- Sheet music, 1928

Song
- Released: 1928
- Songwriters: Ray Henderson, Buddy DeSylva, Lew Brown

= Button Up Your Overcoat =

"Button Up Your Overcoat" is a popular song. The music was written by Ray Henderson, the lyrics by B.G. DeSylva and Lew Brown. The song was published in 1928 and was first performed later that same year by vocalist Ruth Etting. However, the most famous rendition of this song was recorded early the following year by singer Helen Kane, who was at the peak of her popularity at the time. Kane's childlike voice and Bronx dialect eventually became the inspiration for cartoon character Betty Boop, most famously using Kane's catchphrase "Boop Boop a Doop."

From January 9, 1929, to December 21, 1929, Jack Haley and Zelma O'Neal sang "Button Up Your Overcoat" on Broadway in the musical, Follow Thru. They reprised the song in the film version which opened on September 27, 1930, and was one of the first movies in Technicolor.

==Other recordings==
- Paul Whiteman (vocal by Vaughn De Leath) (1929)
- Fred Waring's Pennsylvanians (1929)
- Johnny Mercer (1946)
- The Hi-Lo's included the song on their album I Presume (1955).
- Carol Channing on her album Jazz Baby (1994)
- Nancy Sinatra covered the song for the 1966 album Sugar
- Bing Crosby recorded the song in 1956 for use on his radio show and it was subsequently included in the box set The Bing Crosby CBS Radio Recordings (1954-56) issued by Mosaic Records (catalog MD7-245) in 2009.
- John Serry, Sr. with his ensemble for Dot Records (catalog #DLP-3024) for a 33 RPM vinyl recording entitled Squeeze Play in 1956.
- Eydie Gorme – included in her album Eydie Gormé – Vamps The Roaring 20's (1958)
- The Bonzo Dog Doo-Dah Band recorded a version as the B-side of their 1966 single "Alley Oop".
- Connie Francis – for her album Connie & Clyde – Hit Songs of the 30s (1968)

==Film appearances==
- 1930 Follow Thru – sung by Jack Haley and Zelma O'Neal
- 1946 Margie – sung by Rudy Vallee, Barbara Lawrence
- 1956 Gordon MacRae sang "Button Up Your Overcoat" in the movie The Best Things in Life Are Free.
- 1971 Loving Memory
- 1974 The Front Page – sung by Susan Sarandon
- 1985 The Sure Thing – two characters sing "Button Up Your Overcoat" as part of a medley of show tunes during a road trip. The song also appears on the film's soundtrack.
- 1996 Jack
- 2011 Water for Elephants – performed by Ruth Etting.
- 2012 Parental Guidance
- 2019 Dolemite Is My Name – performed by Ruth Etting

==In popular culture==

In 1969, the song was parodied in a television commercial for Contac cold capsules. In that commercial, a group of blonde chorus girls known as "The Cold Diggers of 1969" sing and dance to "Button Up Your Overcoat" in a Busby Berkeley- style production number.

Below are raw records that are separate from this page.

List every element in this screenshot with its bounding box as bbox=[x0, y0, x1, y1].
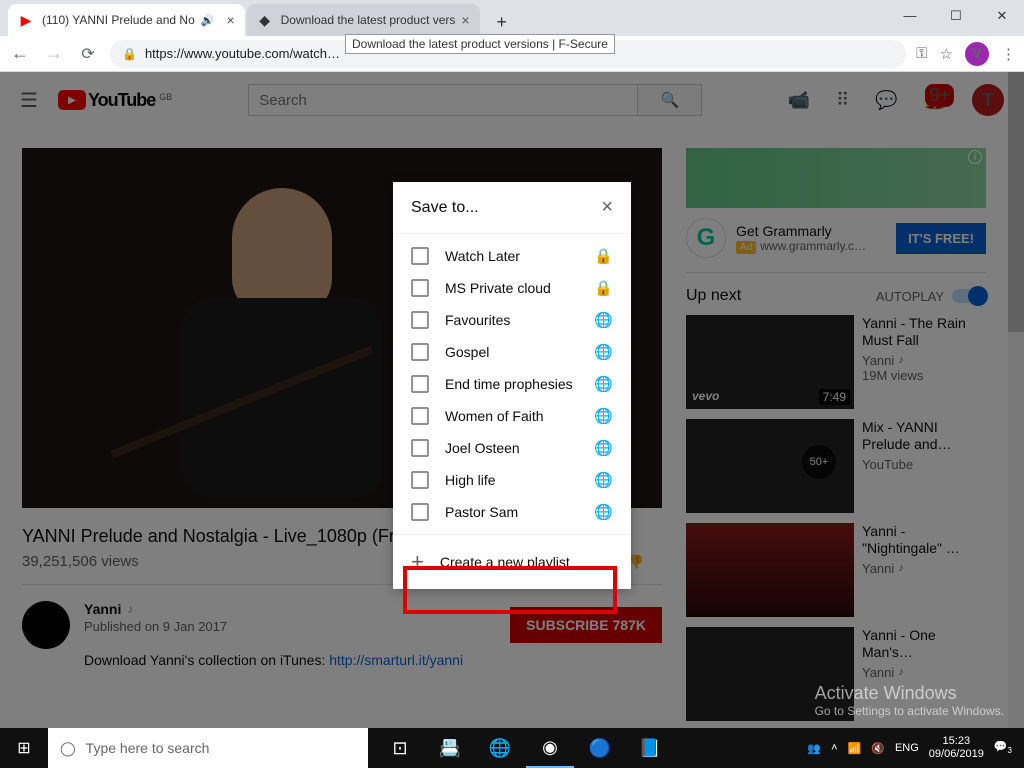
chrome-menu-button[interactable]: ⋮ bbox=[1001, 45, 1016, 63]
tab-close-icon[interactable]: × bbox=[226, 12, 234, 28]
lock-icon: 🔒 bbox=[122, 47, 137, 61]
taskbar-app-2[interactable]: 🌐 bbox=[476, 728, 524, 768]
star-icon[interactable]: ☆ bbox=[940, 45, 953, 63]
audio-playing-icon[interactable]: 🔊 bbox=[201, 14, 215, 27]
globe-icon: 🌐 bbox=[594, 503, 613, 521]
tray-chevron-icon[interactable]: ˄ bbox=[831, 742, 837, 754]
plus-icon: + bbox=[411, 549, 424, 575]
windows-search-box[interactable]: ◯ Type here to search bbox=[48, 728, 368, 768]
playlist-checkbox[interactable] bbox=[411, 311, 429, 329]
playlist-item[interactable]: Pastor Sam 🌐 bbox=[393, 496, 631, 528]
create-new-playlist-button[interactable]: + Create a new playlist bbox=[393, 534, 631, 589]
key-icon[interactable]: ⚿ bbox=[916, 45, 927, 62]
playlist-name: Women of Faith bbox=[445, 408, 578, 424]
maximize-button[interactable]: ☐ bbox=[942, 8, 970, 24]
browser-tab-active[interactable]: ▶ (110) YANNI Prelude and No 🔊 × bbox=[8, 4, 245, 36]
playlist-name: High life bbox=[445, 472, 578, 488]
task-view-icon[interactable]: ⊡ bbox=[376, 728, 424, 768]
playlist-name: Joel Osteen bbox=[445, 440, 578, 456]
playlist-checkbox[interactable] bbox=[411, 503, 429, 521]
taskbar-app-1[interactable]: 📇 bbox=[426, 728, 474, 768]
playlist-name: Watch Later bbox=[445, 248, 578, 264]
globe-icon: 🌐 bbox=[594, 375, 613, 393]
playlist-item[interactable]: Women of Faith 🌐 bbox=[393, 400, 631, 432]
tab-title: (110) YANNI Prelude and No bbox=[42, 13, 195, 27]
playlist-item[interactable]: Watch Later 🔒 bbox=[393, 240, 631, 272]
start-button[interactable]: ⊞ bbox=[0, 728, 48, 768]
tab-title: Download the latest product vers bbox=[281, 13, 456, 27]
playlist-name: Favourites bbox=[445, 312, 578, 328]
close-window-button[interactable]: ✕ bbox=[988, 8, 1016, 24]
playlist-item[interactable]: MS Private cloud 🔒 bbox=[393, 272, 631, 304]
playlist-checkbox[interactable] bbox=[411, 247, 429, 265]
tray-volume-muted-icon[interactable]: 🔇 bbox=[871, 742, 885, 755]
forward-button: → bbox=[42, 43, 66, 64]
tab-close-icon[interactable]: × bbox=[461, 12, 469, 28]
globe-icon: 🌐 bbox=[594, 439, 613, 457]
playlist-item[interactable]: End time prophesies 🌐 bbox=[393, 368, 631, 400]
lock-icon: 🔒 bbox=[594, 279, 613, 297]
cortana-icon: ◯ bbox=[60, 740, 76, 757]
tray-clock[interactable]: 15:23 09/06/2019 bbox=[929, 735, 984, 761]
reload-button[interactable]: ⟳ bbox=[76, 44, 100, 64]
playlist-item[interactable]: Joel Osteen 🌐 bbox=[393, 432, 631, 464]
playlist-checkbox[interactable] bbox=[411, 375, 429, 393]
globe-icon: 🌐 bbox=[594, 471, 613, 489]
globe-icon: 🌐 bbox=[594, 407, 613, 425]
back-button[interactable]: ← bbox=[8, 43, 32, 64]
playlist-item[interactable]: Favourites 🌐 bbox=[393, 304, 631, 336]
playlist-name: End time prophesies bbox=[445, 376, 578, 392]
playlist-item[interactable]: High life 🌐 bbox=[393, 464, 631, 496]
save-to-playlist-modal: Save to... × Watch Later🔒MS Private clou… bbox=[393, 182, 631, 589]
minimize-button[interactable]: — bbox=[896, 8, 924, 24]
tray-notifications-icon[interactable]: 💬3 bbox=[994, 740, 1012, 755]
playlist-name: Pastor Sam bbox=[445, 504, 578, 520]
browser-tab-inactive[interactable]: ◆ Download the latest product vers × bbox=[247, 4, 480, 36]
taskbar-chrome[interactable]: ◉ bbox=[526, 728, 574, 768]
lock-icon: 🔒 bbox=[594, 247, 613, 265]
close-icon[interactable]: × bbox=[601, 196, 613, 219]
playlist-checkbox[interactable] bbox=[411, 279, 429, 297]
create-playlist-label: Create a new playlist bbox=[440, 554, 570, 570]
tray-people-icon[interactable]: 👥 bbox=[807, 742, 821, 755]
fsecure-favicon: ◆ bbox=[257, 12, 273, 28]
playlist-checkbox[interactable] bbox=[411, 471, 429, 489]
taskbar-app-4[interactable]: 📘 bbox=[626, 728, 674, 768]
playlist-name: MS Private cloud bbox=[445, 280, 578, 296]
youtube-favicon: ▶ bbox=[18, 12, 34, 28]
globe-icon: 🌐 bbox=[594, 311, 613, 329]
taskbar-app-3[interactable]: 🔵 bbox=[576, 728, 624, 768]
tab-tooltip: Download the latest product versions | F… bbox=[345, 34, 615, 54]
playlist-checkbox[interactable] bbox=[411, 439, 429, 457]
tray-language[interactable]: ENG bbox=[895, 742, 919, 754]
playlist-item[interactable]: Gospel 🌐 bbox=[393, 336, 631, 368]
playlist-checkbox[interactable] bbox=[411, 343, 429, 361]
new-tab-button[interactable]: + bbox=[488, 8, 516, 36]
tray-network-icon[interactable]: 📶 bbox=[848, 742, 862, 755]
globe-icon: 🌐 bbox=[594, 343, 613, 361]
chrome-profile-button[interactable]: V bbox=[965, 42, 989, 66]
windows-watermark: Activate Windows Go to Settings to activ… bbox=[815, 683, 1004, 718]
playlist-name: Gospel bbox=[445, 344, 578, 360]
url-text: https://www.youtube.com/watch… bbox=[145, 46, 340, 61]
modal-title: Save to... bbox=[411, 199, 601, 217]
playlist-checkbox[interactable] bbox=[411, 407, 429, 425]
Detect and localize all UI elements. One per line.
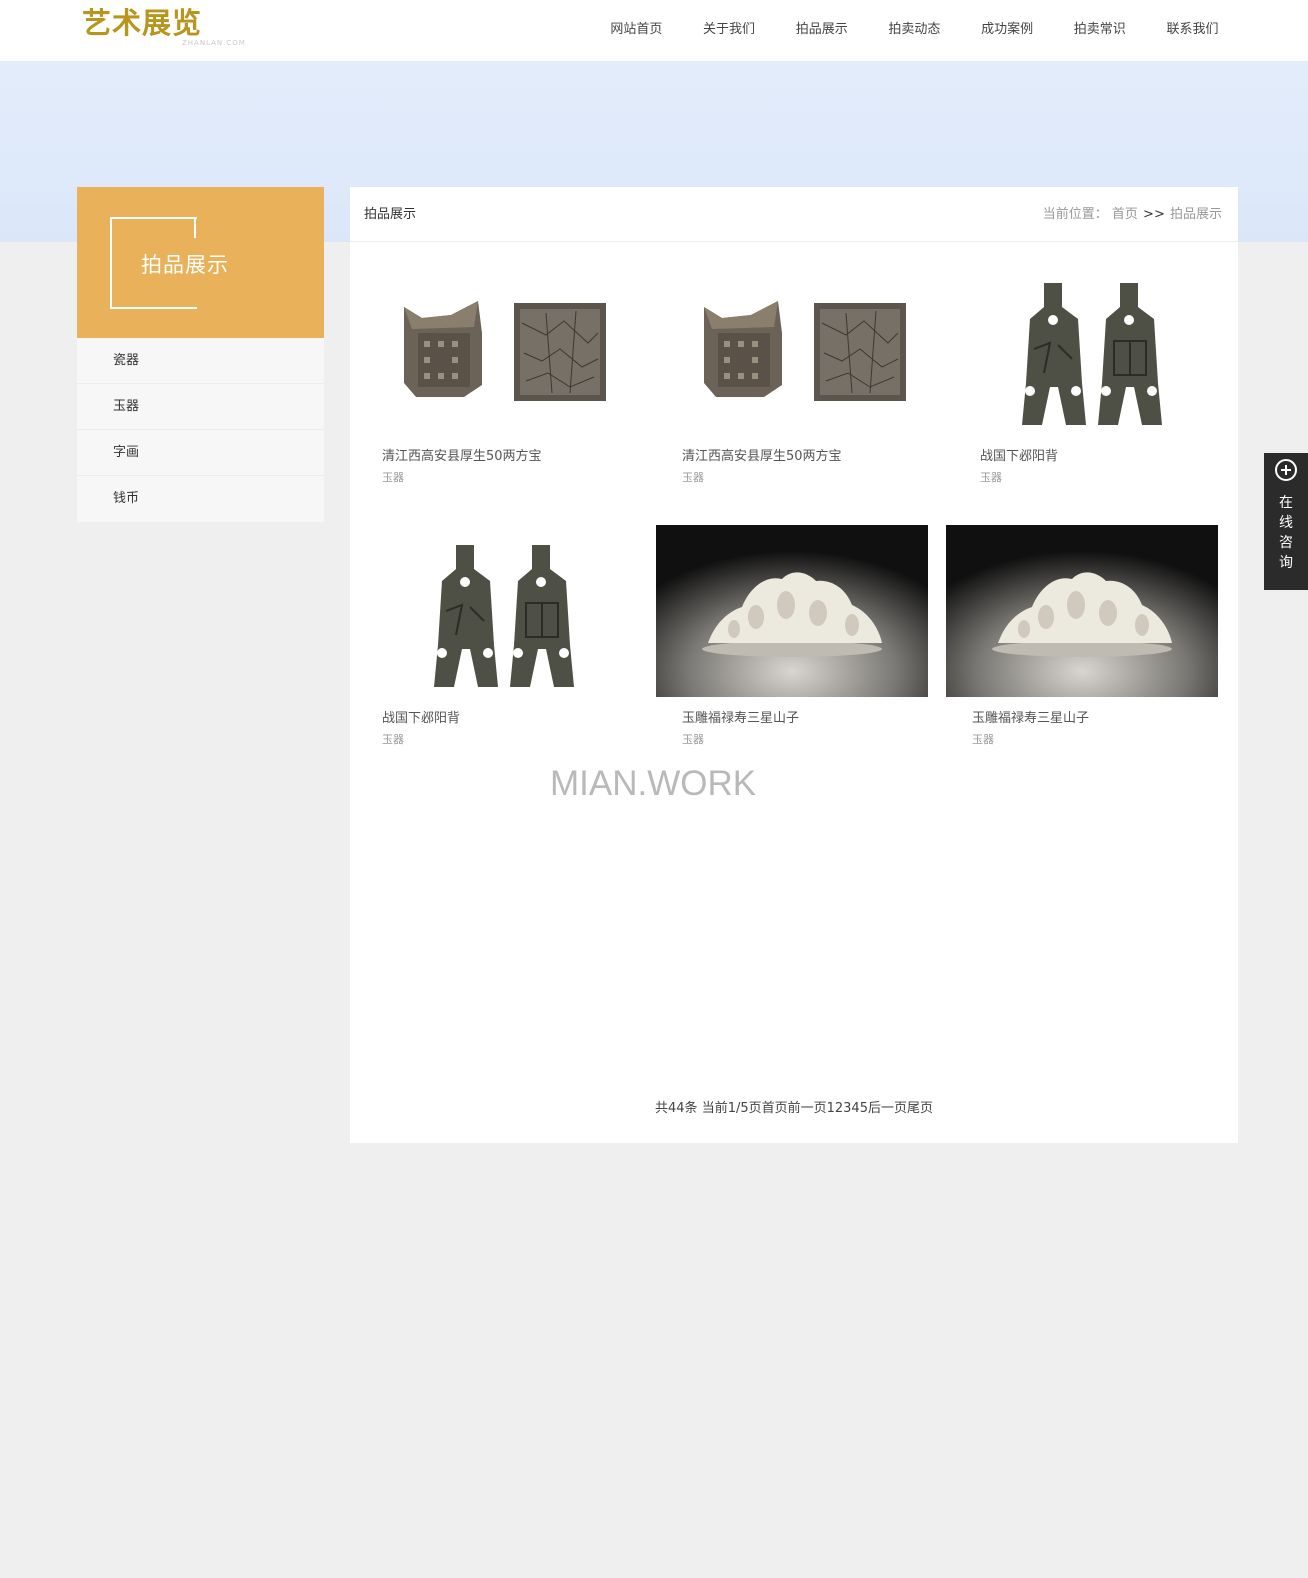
nav-item-about[interactable]: 关于我们 <box>683 0 776 61</box>
nav-item-home[interactable]: 网站首页 <box>590 0 683 61</box>
site-header: 艺术展览 ZHANLAN.COM 网站首页 关于我们 拍品展示 拍卖动态 成功案… <box>0 0 1308 61</box>
breadcrumb: 当前位置： 首页 >> 拍品展示 <box>1043 187 1222 242</box>
product-name[interactable]: 战国下邲阳背 <box>382 707 460 726</box>
main-nav: 网站首页 关于我们 拍品展示 拍卖动态 成功案例 拍卖常识 联系我们 <box>590 0 1239 61</box>
logo-subtext: ZHANLAN.COM <box>182 39 246 47</box>
page-title: 拍品展示 <box>364 207 417 222</box>
pagination[interactable]: 共44条 当前1/5页首页前一页12345后一页尾页 <box>350 1097 1238 1116</box>
watermark: MIAN.WORK <box>550 764 757 803</box>
consult-char: 在 <box>1279 495 1293 511</box>
site-logo[interactable]: 艺术展览 ZHANLAN.COM <box>82 4 245 50</box>
consult-char: 线 <box>1279 515 1293 531</box>
product-name[interactable]: 战国下邲阳背 <box>980 445 1058 464</box>
main-content: 拍品展示 当前位置： 首页 >> 拍品展示 清江西高安县厚生50两方宝 玉器 清… <box>350 187 1238 1143</box>
product-category: 玉器 <box>682 733 704 746</box>
consult-label: 在 线 咨 询 <box>1276 493 1296 573</box>
breadcrumb-current-link[interactable]: 拍品展示 <box>1170 207 1222 222</box>
nav-item-cases[interactable]: 成功案例 <box>961 0 1054 61</box>
nav-item-contact[interactable]: 联系我们 <box>1146 0 1239 61</box>
product-name[interactable]: 清江西高安县厚生50两方宝 <box>682 445 842 464</box>
sidebar-header: 拍品展示 <box>77 187 324 338</box>
sidebar-menu: 瓷器 玉器 字画 钱币 <box>77 338 324 522</box>
sidebar-frame-tick <box>194 217 196 238</box>
product-category: 玉器 <box>382 733 404 746</box>
logo-text: 艺术展览 <box>82 6 203 40</box>
product-name[interactable]: 玉雕福禄寿三星山子 <box>682 707 799 726</box>
product-category: 玉器 <box>682 471 704 484</box>
breadcrumb-separator: >> <box>1143 207 1165 222</box>
product-category: 玉器 <box>382 471 404 484</box>
product-image-silver-ingot[interactable] <box>656 263 928 435</box>
product-category: 玉器 <box>972 733 994 746</box>
nav-item-lots[interactable]: 拍品展示 <box>775 0 868 61</box>
nav-item-knowledge[interactable]: 拍卖常识 <box>1053 0 1146 61</box>
product-category: 玉器 <box>980 471 1002 484</box>
plus-circle-icon <box>1275 459 1297 481</box>
product-image-jade-carving[interactable] <box>656 525 928 697</box>
product-name[interactable]: 清江西高安县厚生50两方宝 <box>382 445 542 464</box>
sidebar-item-painting[interactable]: 字画 <box>77 430 324 476</box>
consult-char: 询 <box>1279 555 1293 571</box>
consult-char: 咨 <box>1279 535 1293 551</box>
nav-item-news[interactable]: 拍卖动态 <box>868 0 961 61</box>
breadcrumb-label: 当前位置： <box>1042 207 1108 222</box>
product-image-spade-coin[interactable] <box>366 525 638 697</box>
product-image-silver-ingot[interactable] <box>356 263 628 435</box>
sidebar-item-jade[interactable]: 玉器 <box>77 384 324 430</box>
product-image-jade-carving[interactable] <box>946 525 1218 697</box>
sidebar-title: 拍品展示 <box>141 253 229 277</box>
breadcrumb-home-link[interactable]: 首页 <box>1112 207 1138 222</box>
main-header: 拍品展示 当前位置： 首页 >> 拍品展示 <box>350 187 1238 242</box>
online-consult-button[interactable]: 在 线 咨 询 <box>1264 453 1308 590</box>
product-image-spade-coin[interactable] <box>954 263 1226 435</box>
sidebar-item-coins[interactable]: 钱币 <box>77 476 324 522</box>
sidebar-item-porcelain[interactable]: 瓷器 <box>77 338 324 384</box>
product-name[interactable]: 玉雕福禄寿三星山子 <box>972 707 1089 726</box>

Father Mulcahy and Hawkeye sing "Button Up Your Overcoat" in episode 20, season 6 of M*A*S*H, "Mail Call Three".

In 1997, the Kidsongs Kids and the Biggles sang "Button Up Your Overcoat" as part of the Kidsongs: I Can Do It! VHS/DVD.

Helen Kane's 1929 cover of the song appears anachronistically in the 2013 video game BioShock Infinite, set in 1912, and can be heard in the Downtown Emporia level.

The song was added to the 1993 revision of the musical Good News.